The first step was challenging my religion, which then led me to challenge my understanding and views on the world. It is here where I needed to see the reality of the Palestinian/Israeli conflict. I no longer see all of this through the eyes of another, nor the eyes of a kid who’s understanding of the world was from a place of fear. I set aside everything I saw, and decided to see things from a fresh perspective, removing all of my biases.
I am no longer a Palestinian, but a human being with a new outlook on life.
I see how my people cause damage to themselves and others.
I see the politics and the terror.
I see the agendas, where everyone has his own interests or the interests of others. I see the PA corruption and the Hamas terror.
I see people who are simply trying to live a normal life, no different from us, who have been forced to take extreme measures in defense of self, not from a place of hate.
I see a booming economy alongside ours, which despite the billions of aid, is impoverished.

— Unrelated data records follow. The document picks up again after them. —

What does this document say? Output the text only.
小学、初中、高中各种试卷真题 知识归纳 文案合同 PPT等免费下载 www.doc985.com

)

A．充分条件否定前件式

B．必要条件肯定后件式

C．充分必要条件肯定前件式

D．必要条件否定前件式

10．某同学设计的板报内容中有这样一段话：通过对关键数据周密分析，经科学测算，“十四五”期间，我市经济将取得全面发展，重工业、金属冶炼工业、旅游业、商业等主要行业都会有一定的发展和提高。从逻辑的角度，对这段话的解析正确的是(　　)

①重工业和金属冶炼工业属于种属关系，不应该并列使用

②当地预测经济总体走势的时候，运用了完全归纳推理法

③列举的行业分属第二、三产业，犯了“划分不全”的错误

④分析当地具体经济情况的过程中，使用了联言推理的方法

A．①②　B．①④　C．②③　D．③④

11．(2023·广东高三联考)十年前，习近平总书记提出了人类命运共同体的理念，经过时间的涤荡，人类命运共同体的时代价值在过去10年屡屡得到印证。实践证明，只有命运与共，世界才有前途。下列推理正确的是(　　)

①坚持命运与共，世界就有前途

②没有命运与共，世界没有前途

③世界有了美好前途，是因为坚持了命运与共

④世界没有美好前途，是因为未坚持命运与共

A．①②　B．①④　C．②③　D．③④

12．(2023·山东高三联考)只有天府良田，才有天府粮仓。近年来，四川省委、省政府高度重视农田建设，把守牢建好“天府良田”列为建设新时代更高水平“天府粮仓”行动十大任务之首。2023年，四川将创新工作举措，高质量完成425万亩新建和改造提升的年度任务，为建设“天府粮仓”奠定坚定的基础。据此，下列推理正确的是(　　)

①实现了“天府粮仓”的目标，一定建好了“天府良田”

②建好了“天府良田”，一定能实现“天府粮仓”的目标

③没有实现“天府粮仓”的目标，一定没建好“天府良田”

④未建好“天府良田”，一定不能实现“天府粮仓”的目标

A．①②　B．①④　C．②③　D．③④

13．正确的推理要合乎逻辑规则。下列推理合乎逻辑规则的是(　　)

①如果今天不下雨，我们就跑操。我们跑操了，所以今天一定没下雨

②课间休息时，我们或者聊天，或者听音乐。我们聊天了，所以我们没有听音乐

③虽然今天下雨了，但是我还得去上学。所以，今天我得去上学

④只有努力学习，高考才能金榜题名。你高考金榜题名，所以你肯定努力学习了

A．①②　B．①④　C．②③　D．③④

I see a united people who might argue about the little things, but Israel to them comes first.
I see how we are divided amongst ourselves; we rob our brothers and kill when they have a different opinion from us.
I see how they love, we hate, they are free while we are enslaved to the agendas of others (looking at you Hamas, the servants of the Iranian regime).
I see how among them live people like me – Arabs who are free with equal rights. I see them live amongst the Jews as fellow Israelis. I see they are part of everyday life, how they participate in Israeli government, schools, hospitals, law enforcement and the military.
I see the kind side of this new world that I started to admire, and this admiration has turned into love.
When I came on Twitter, I wasn’t planning to do this every day. I was drawn to a platform where I am safely able to express myself. An encounter with Yoseph Haddad, an Israeli Arab defending Israel and who served in the IDF, was crucial to my growth. At first time, I did not believe he was really Arab, but he confirmed to me that he was. With time I found myself day-by-day drawn to fighting besides you, being welcomed and cheered by everyone. My love only grew more and more, and I learned even more about the reality that had been hidden from me.
I am blessed, honored to be here fighting Jew-hatred alongside you, and I will continue to do so in the hope that one day we might achieve the peace we are all longing for.